While the fate of those deals rests primarily with President Obama, US business leaders say trade is one area of potential compromise between the White House and Republicans in 2011.
“Trade has been at the back of the bus for last two years and I think there's a real opportunity for trade to be in the front seat next year,” said Christopher Wenk, senior director for international policy at the US Chamber of Commerce.
Republicans are expected to pick up enough seats in the congressional elections to take control of the House, which they lost to Democrats in 2006. Democrats are likely to hold onto the Senate, but the party's opposition to trade agreements traditionally has been strongest in the House.
Other factors could influence the debate too.
Obama, who tapped into the Democratic party's aversion to free-trade deals when he ran for president in 2008, must decide whether to push Congress to approve the deals negotiated by his predecessor George W Bush and risk alienating a swath of his Democratic Party base.
Indeed, critics of the deals, such as Public Citizen's Global Trade Watch, say Obama risks his own re-election in 2012 if he pushes the three agreements through without big changes.
“We're looking at over 100 House races where Democrats are playing defense and those campaigning on ‘fair trade' themes appear a lot more likely of succeeding,” said Todd Tucker, research director for Global Trade Watch.
If the recovery of the US economy remains sluggish – and unemployment holds near 10 percent – Obama could face voters in 2012 who are even more skeptical of trade deals.

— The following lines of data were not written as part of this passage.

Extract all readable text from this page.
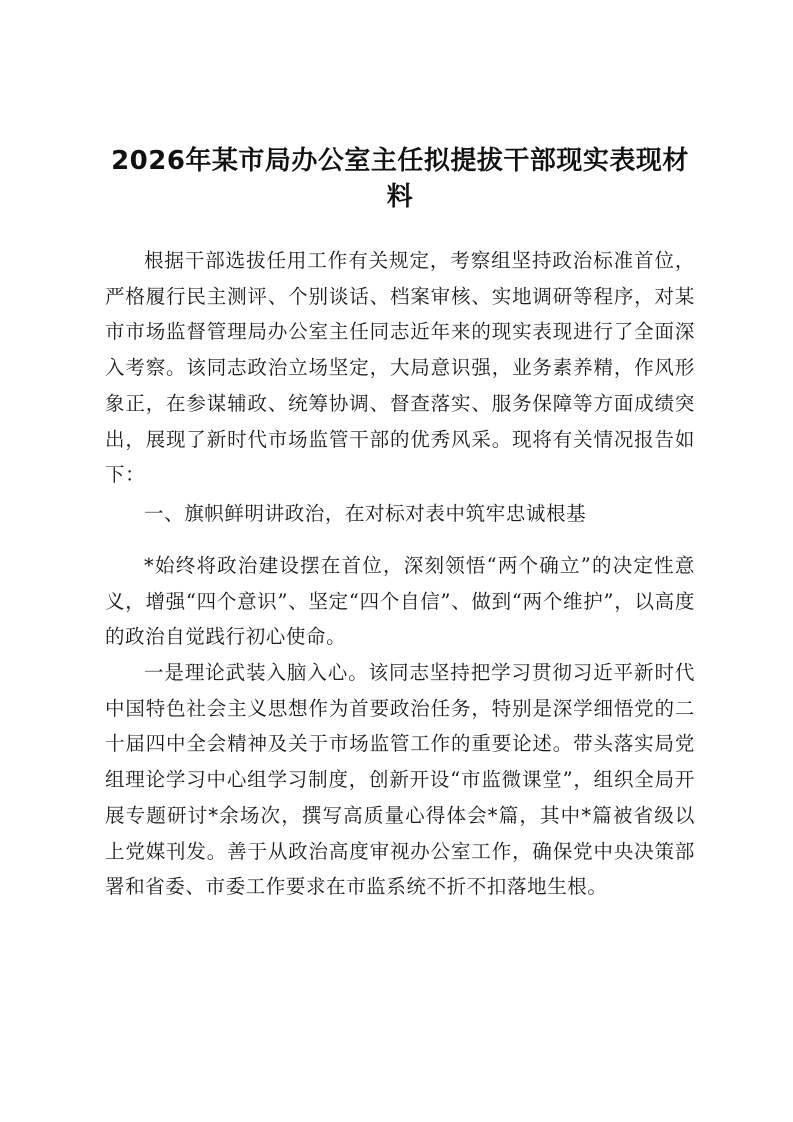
2026年某市局办公室主任拟提拔干部现实表现材料

根据干部选拔任用工作有关规定，考察组坚持政治标准首位，严格履行民主测评、个别谈话、档案审核、实地调研等程序，对某市市场监督管理局办公室主任同志近年来的现实表现进行了全面深入考察。该同志政治立场坚定，大局意识强，业务素养精，作风形象正，在参谋辅政、统筹协调、督查落实、服务保障等方面成绩突出，展现了新时代市场监管干部的优秀风采。现将有关情况报告如下：

一、旗帜鲜明讲政治，在对标对表中筑牢忠诚根基

*始终将政治建设摆在首位，深刻领悟“两个确立”的决定性意义，增强“四个意识”、坚定“四个自信”、做到“两个维护”，以高度的政治自觉践行初心使命。

一是理论武装入脑入心。该同志坚持把学习贯彻习近平新时代中国特色社会主义思想作为首要政治任务，特别是深学细悟党的二十届四中全会精神及关于市场监管工作的重要论述。带头落实局党组理论学习中心组学习制度，创新开设“市监微课堂”，组织全局开展专题研讨*余场次，撰写高质量心得体会*篇，其中*篇被省级以上党媒刊发。善于从政治高度审视办公室工作，确保党中央决策部署和省委、市委工作要求在市监系统不折不扣落地生根。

That would hurt his chances in Ohio, Pennsylvania, North Carolina and Virginia — states that were important in his 2008 victory.
Tea Party influence
Another wild card? The Tea Party movement and what side of the trade debate it will join. Tea Party candidates, who favor a smaller, less expensive federal government, could win dozens of seats.
Representative Kevin Brady, a Texas Republican, said he thought most would support the pacts.
But some analysts see a more mixed effect.
“Some of these Tea Party advocates may not be automatic votes for trade agreements. I think some of the Tea Party members are prone to the more populist rhetoric about foreign influence and jobs going overseas,” said Dan Griswold, director of trade studies at the Cato Institute.
“They'll help boost the overall number of Republicans, but also increase the size of the more trade-skeptical faction within the Republican caucus,” Griswold said.
Representative Dave Camp, a Michigan Republican in line to become chairman of the House Ways and Means Committee if Republicans take control, has promised he would hold early hearings on the three trade agreements.
Republicans also could make a push to give Obama new “fast track” authority to negotiate trade deals, which would send a positive signal of US interest in finishing the nine-year-old Doha round of world trade talks.
The current Ways and Means chairman, Sander Levin, a Michigan Democrat, has been so loathe to deal with trade that he has not once invited Obama's chief trade negotiator, US Trade Representative Ron Kirk, to testify publicly.
Obama has moved slowly toward embracing the pacts since entering the White House, especially the one with South Korea.
But many Democrats say they can only support the trade deal if the president persuades the Koreans to accept other difficult demands in areas such as the pact's investment chapter and its financial services provisions.